So I was looking for medieval recipes (if I am going to cook with a cook book anyway…) for vegetables to use up some greens I had going off. I found this cute recipe below and since it called for cheap ingredients I already had in the fridge I decided to experiment with it.
I love that it calls for the fennel bulb not the leaves, since it is much easier to get the bulb here.
Anyone who cooks a fast soup knows about softening veggies before adding a broth. I wondered what adding water instead of broth would be like. I also wondered what frying fennel in lard would be like.
My daughter declares it “good” and that “it tastes like pho” which is her highest compliment.
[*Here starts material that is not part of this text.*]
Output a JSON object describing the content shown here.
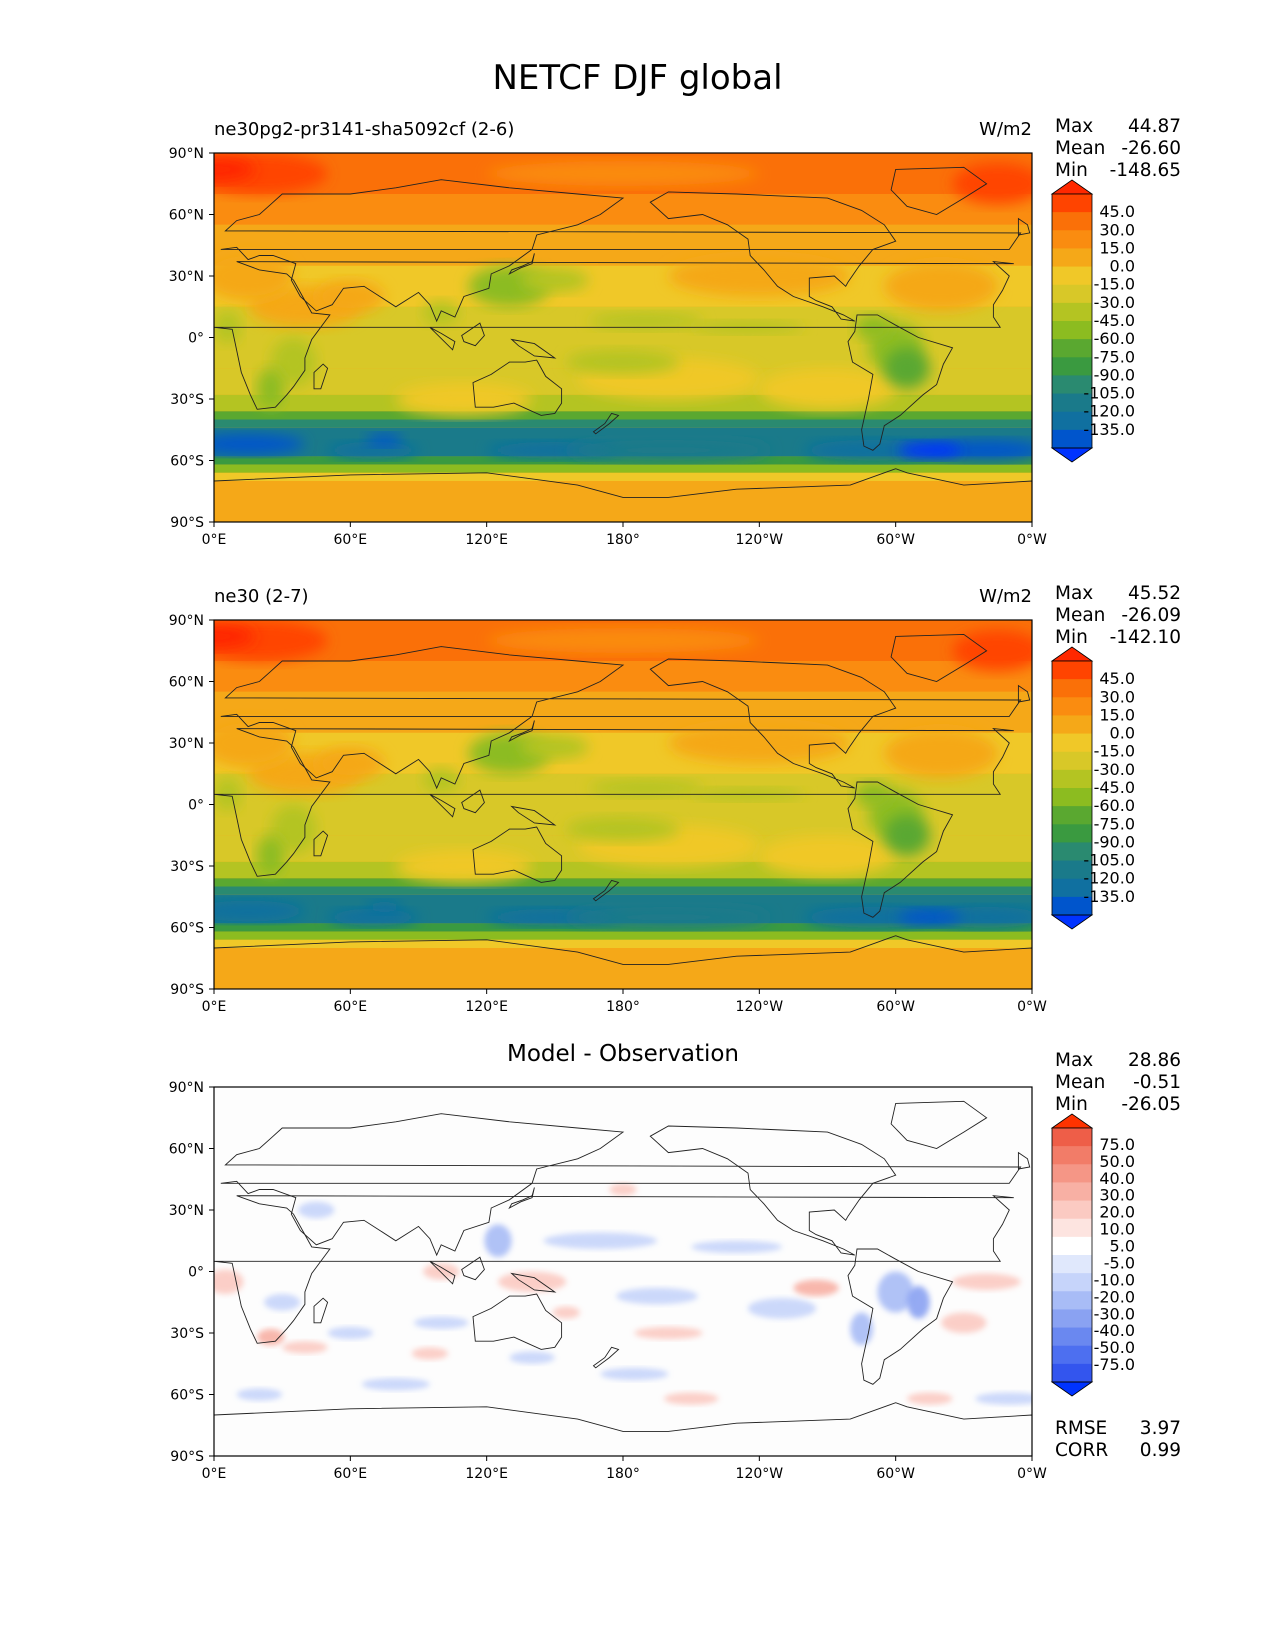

I think the flavours worked together and it would be even better as a campfire dish–which I will try at my next opportunity.
I think this was a dish meant for an invalid or for maybe winter. I am just tired and the air conditioner is set too high.
Take white fennel minced finely, and then fry it with a little of the white part of a leek minced finely, with egg or lard, and put in a bit of water and saffron and salt, and boil it, and put in beaten eggs, if you want. Anonimo Toscano, Libro della Cocina (late 14th or early 15th c.) Ariane Helou’s translation
* 1 heaping tbsp lard **
* 1/3 cup leek, a few inches of the white end, minced
* 1 cup fennel, white from the bulb end, minced
* 2 cups water
* 1 pinch saffron
* 1 tsp salt (or to taste)
* 1 egg, beaten
- Heat frying pan on medium-high, add lard to melt.
- Add fennel and leek, reduce heat to medium low, and stir to soften veggies.
- Pour fennel mixture into a sauce pan, add water and salt. Heat sauce pan on medium-high until mixture comes to boil.
- Add beaten egg into fennel mixture while stirring. Bring to boil a second time, then remove from heat.
- Serve hot***.
** Use vegetable lard or olive oil if making for a vegetarian.
*** and with rice noodles if you want to take the pho thing a little too far.